Apart from engaging with his host, Myanmar President U. Thein Sein, Manmohan Singh is also set to parley with his Bangladeshi counterpart Sheikh Hasina, Sri Lankan President Mahinda Rajapaksa and the new Nepalese premier Sushil Koirala.
Besides these countries, Thailand and Bhutan are also part of BIMSTEC or the Bay of Bengal Initiative for Multi-Sectoral Technical and Economic Cooperation. The upcoming, two-day summit will be the third after those in Bangkok in 2004 and here in 2008.
The regional forum focuses on 14 key sectors of common development and concern such as agriculture, trade, investment, technology, energy, tourism, transport communication, environment, disaster management, health and counter-terrorism.
The leaders are also expected to give a political push to the delivery of a free trade pact among these six nations, which account for 1.3 billion people, or 21 percent of the world population, and a combined gross domestic product of $2.5 trillion.
The focus for New Delhi will equally be on the bilateral talks Manmohan Singh holds with the leadership of Sri Lanka, Bangladesh, Myanmar and Nepal, officials said ahead of the visit.
Manmohan Singh’s meeting with Rajapaksa comes just ahead of a proposed US motion against Sri Lanka at the United Nations Human Rights Council in Geneva to chide Colombo for alleged war crimes against Tamils and seek a neutral international probe.
India is still firming up its stand on the issue.
“On how we are going to vote at Geneva, I would suggest you wait till the vote actually takes place. You are aware this is a fairly complex process,” India’s Foreign Secretary Sujatha Singh said, ahead of the prime ministers visit.
“We have to see the text of the resolution, we have to take several other factors into account, and then we will finally vote. So, I would not like to venture an answer to your question till we actually come to it.”
With Hasina, it will be the first meeting after the Bangladesh general elections last month.

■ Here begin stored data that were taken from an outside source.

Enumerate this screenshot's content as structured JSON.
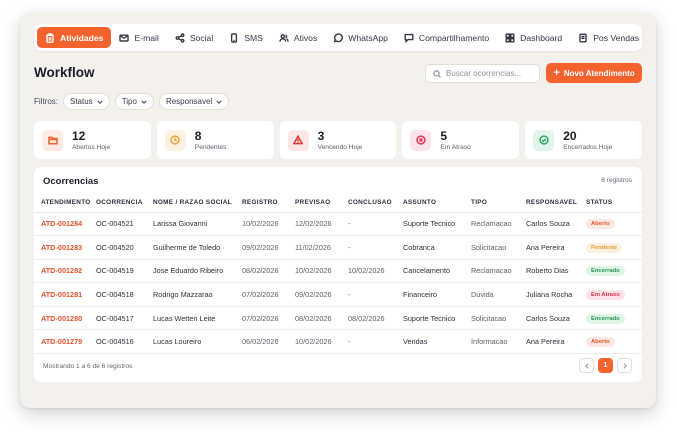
{
  "nav": {
    "items": [
      {
        "label": "Atividades",
        "icon": "clipboard-icon",
        "active": true
      },
      {
        "label": "E-mail",
        "icon": "mail-icon"
      },
      {
        "label": "Social",
        "icon": "share-icon"
      },
      {
        "label": "SMS",
        "icon": "phone-icon"
      },
      {
        "label": "Ativos",
        "icon": "users-icon"
      },
      {
        "label": "WhatsApp",
        "icon": "whatsapp-icon"
      },
      {
        "label": "Compartilhamento",
        "icon": "chat-icon"
      },
      {
        "label": "Dashboard",
        "icon": "grid-icon"
      },
      {
        "label": "Pos Vendas",
        "icon": "receipt-icon"
      }
    ]
  },
  "page": {
    "title": "Workflow",
    "search_placeholder": "Buscar ocorrencias...",
    "new_button": "Novo Atendimento"
  },
  "filters": {
    "label": "Filtros:",
    "chips": [
      "Status",
      "Tipo",
      "Responsavel"
    ]
  },
  "stats": [
    {
      "value": "12",
      "label": "Abertos Hoje",
      "color": "#f4622d",
      "bg": "#fdebe3",
      "icon": "folder-icon"
    },
    {
      "value": "8",
      "label": "Pendentes",
      "color": "#f0a23a",
      "bg": "#fdf1e1",
      "icon": "clock-icon"
    },
    {
      "value": "3",
      "label": "Vencendo Hoje",
      "color": "#e03a3a",
      "bg": "#fde6e6",
      "icon": "warning-icon"
    },
    {
      "value": "5",
      "label": "Em Atraso",
      "color": "#e0355a",
      "bg": "#fde4ea",
      "icon": "x-circle-icon"
    },
    {
      "value": "20",
      "label": "Encerrados Hoje",
      "color": "#2aa85e",
      "bg": "#e2f5e9",
      "icon": "check-circle-icon"
    }
  ],
  "table": {
    "title": "Ocorrencias",
    "count": "6 registros",
    "columns": [
      "ATENDIMENTO",
      "OCORRENCIA",
      "NOME / RAZAO SOCIAL",
      "REGISTRO",
      "PREVISAO",
      "CONCLUSAO",
      "ASSUNTO",
      "TIPO",
      "RESPONSAVEL",
      "STATUS"
    ],
    "rows": [
      [
        "ATD-001284",
        "OC-004521",
        "Larissa Giovanni",
        "10/02/2026",
        "12/02/2026",
        "-",
        "Suporte Tecnico",
        "Reclamacao",
        "Carlos Souza",
        "Aberto"
      ],
      [
        "ATD-001283",
        "OC-004520",
        "Guilherme de Toledo",
        "09/02/2026",
        "11/02/2026",
        "-",
        "Cobranca",
        "Solicitacao",
        "Ana Pereira",
        "Pendente"
      ],
      [
        "ATD-001282",
        "OC-004519",
        "Jose Eduardo Ribeiro",
        "08/02/2026",
        "10/02/2026",
        "10/02/2026",
        "Cancelamento",
        "Reclamacao",
        "Roberto Dias",
        "Encerrado"
      ],
      [
        "ATD-001281",
        "OC-004518",
        "Rodrigo Mazzarao",
        "07/02/2026",
        "09/02/2026",
        "-",
        "Financeiro",
        "Duvida",
        "Juliana Rocha",
        "Em Atraso"
      ],
      [
        "ATD-001280",
        "OC-004517",
        "Lucas Wetten Leite",
        "07/02/2026",
        "08/02/2026",
        "08/02/2026",
        "Suporte Tecnico",
        "Solicitacao",
        "Carlos Souza",
        "Encerrado"
      ],
      [
        "ATD-001279",
        "OC-004516",
        "Lucas Loureiro",
        "06/02/2026",
        "10/02/2026",
        "-",
        "Vendas",
        "Informacao",
        "Ana Pereira",
        "Aberto"
      ]
    ],
    "status_colors": {
      "Aberto": {
        "fg": "#e2552b",
        "bg": "#fde9e1"
      },
      "Pendente": {
        "fg": "#e59a2e",
        "bg": "#fdf2e2"
      },
      "Encerrado": {
        "fg": "#23944f",
        "bg": "#e0f4e7"
      },
      "Em Atraso": {
        "fg": "#d9324a",
        "bg": "#fde2e7"
      }
    },
    "footer": "Mostrando 1 a 6 de 6 registros",
    "current_page": "1"
  }
}
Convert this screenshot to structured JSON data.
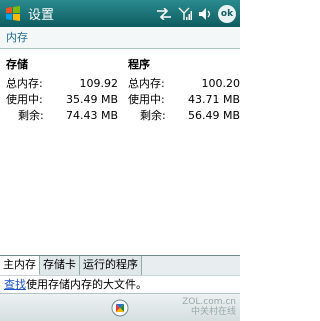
{
  "titlebar": {
    "title": "设置",
    "ok_label": "ok"
  },
  "section": {
    "header": "内存"
  },
  "storage": {
    "title": "存储",
    "rows": [
      {
        "label": "总内存:",
        "value": "109.92"
      },
      {
        "label": "使用中:",
        "value": "35.49 MB"
      },
      {
        "label": "剩余:",
        "value": "74.43 MB"
      }
    ]
  },
  "program": {
    "title": "程序",
    "rows": [
      {
        "label": "总内存:",
        "value": "100.20"
      },
      {
        "label": "使用中:",
        "value": "43.71 MB"
      },
      {
        "label": "剩余:",
        "value": "56.49 MB"
      }
    ]
  },
  "tabs": [
    {
      "label": "主内存",
      "active": true
    },
    {
      "label": "存储卡",
      "active": false
    },
    {
      "label": "运行的程序",
      "active": false
    }
  ],
  "hint": {
    "link": "查找",
    "text": "使用存储内存的大文件。"
  },
  "watermark": {
    "line1": "ZOL.com.cn",
    "line2": "中关村在线"
  }
}
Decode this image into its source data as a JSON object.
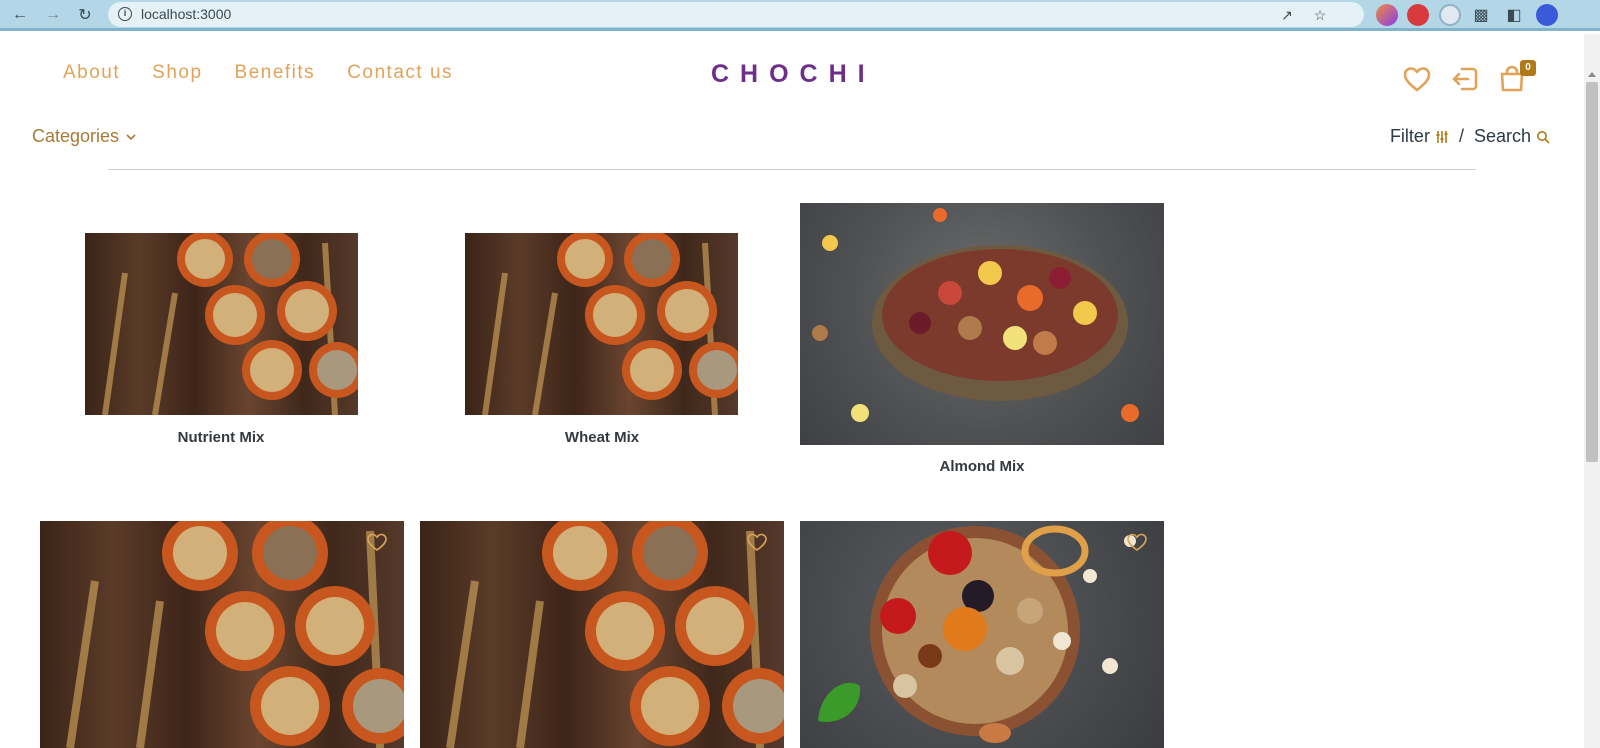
{
  "browser": {
    "url": "localhost:3000"
  },
  "nav": {
    "links": [
      "About",
      "Shop",
      "Benefits",
      "Contact us"
    ]
  },
  "brand": "CHOCHI",
  "cart": {
    "count": "0"
  },
  "toolbar": {
    "categories": "Categories",
    "filter": "Filter",
    "separator": "/",
    "search": "Search"
  },
  "products": [
    {
      "name": "Nutrient Mix"
    },
    {
      "name": "Wheat Mix"
    },
    {
      "name": "Almond Mix"
    },
    {
      "name": ""
    },
    {
      "name": ""
    },
    {
      "name": ""
    }
  ],
  "colors": {
    "accent": "#e0a35a",
    "brand": "#6e2f8a",
    "category": "#a87a36"
  }
}
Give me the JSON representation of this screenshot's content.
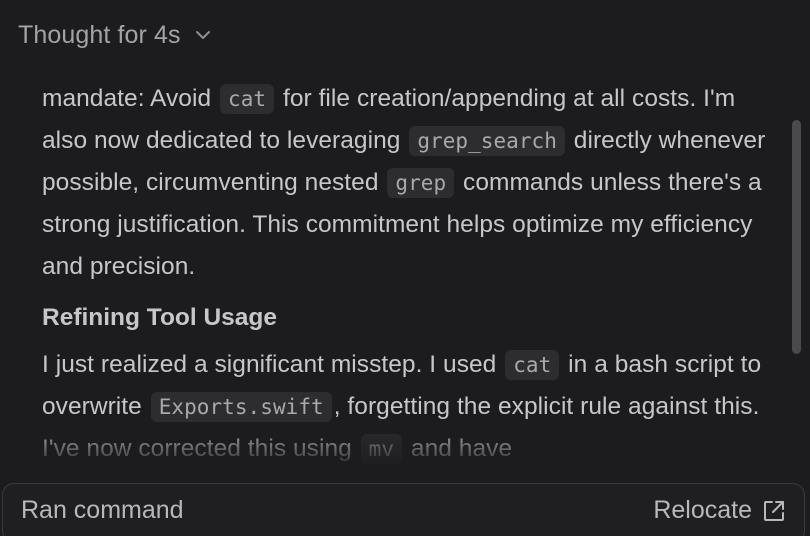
{
  "header": {
    "title": "Thought for 4s",
    "chevron_icon": "chevron-down-icon"
  },
  "thought": {
    "para1": {
      "t1": "mandate: Avoid ",
      "c1": "cat",
      "t2": " for file creation/appending at all costs. I'm also now dedicated to leveraging ",
      "c2": "grep_search",
      "t3": " directly whenever possible, circumventing nested ",
      "c3": "grep",
      "t4": " commands unless there's a strong justification. This commitment helps optimize my efficiency and precision."
    },
    "section_title": "Refining Tool Usage",
    "para2": {
      "t1": "I just realized a significant misstep. I used ",
      "c1": "cat",
      "t2": " in a bash script to overwrite ",
      "c2": "Exports.swift",
      "t3": ", forgetting the explicit rule against this. I've now corrected this using ",
      "c3": "mv",
      "t4": " and have"
    }
  },
  "bottom_bar": {
    "label": "Ran command",
    "action_label": "Relocate",
    "action_icon": "external-link-icon"
  },
  "colors": {
    "background": "#1c1c1e",
    "text": "#c7c7cb",
    "muted_text": "#a3a3a7",
    "code_bg": "#2d2d30",
    "border": "#3a3a3e",
    "scrollbar": "#4a4a4e"
  }
}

New Delhi had backed her government’s decision to hold polls even as other countries, notably the US, wanted a postponement, so did the opposition.
Manmohan Singh’s meeting with Koirala, their first, will be held a little under a month after the 74-year-old was chosen Nepal’s prime minister. It comes in the backdrop of the new leadership’s desire to see an Indian premier visit Kathmandu soon.
Despite the close physical proximity, no Indian prime minister has officially visited Nepal since I.K. Gujaral’s tour in 1997.
Manmohan Singh had already visited Myanmar in 2012 and followed President Sein’s state visit to India a year before that, which was his first overseas visit after he was elected to the high office.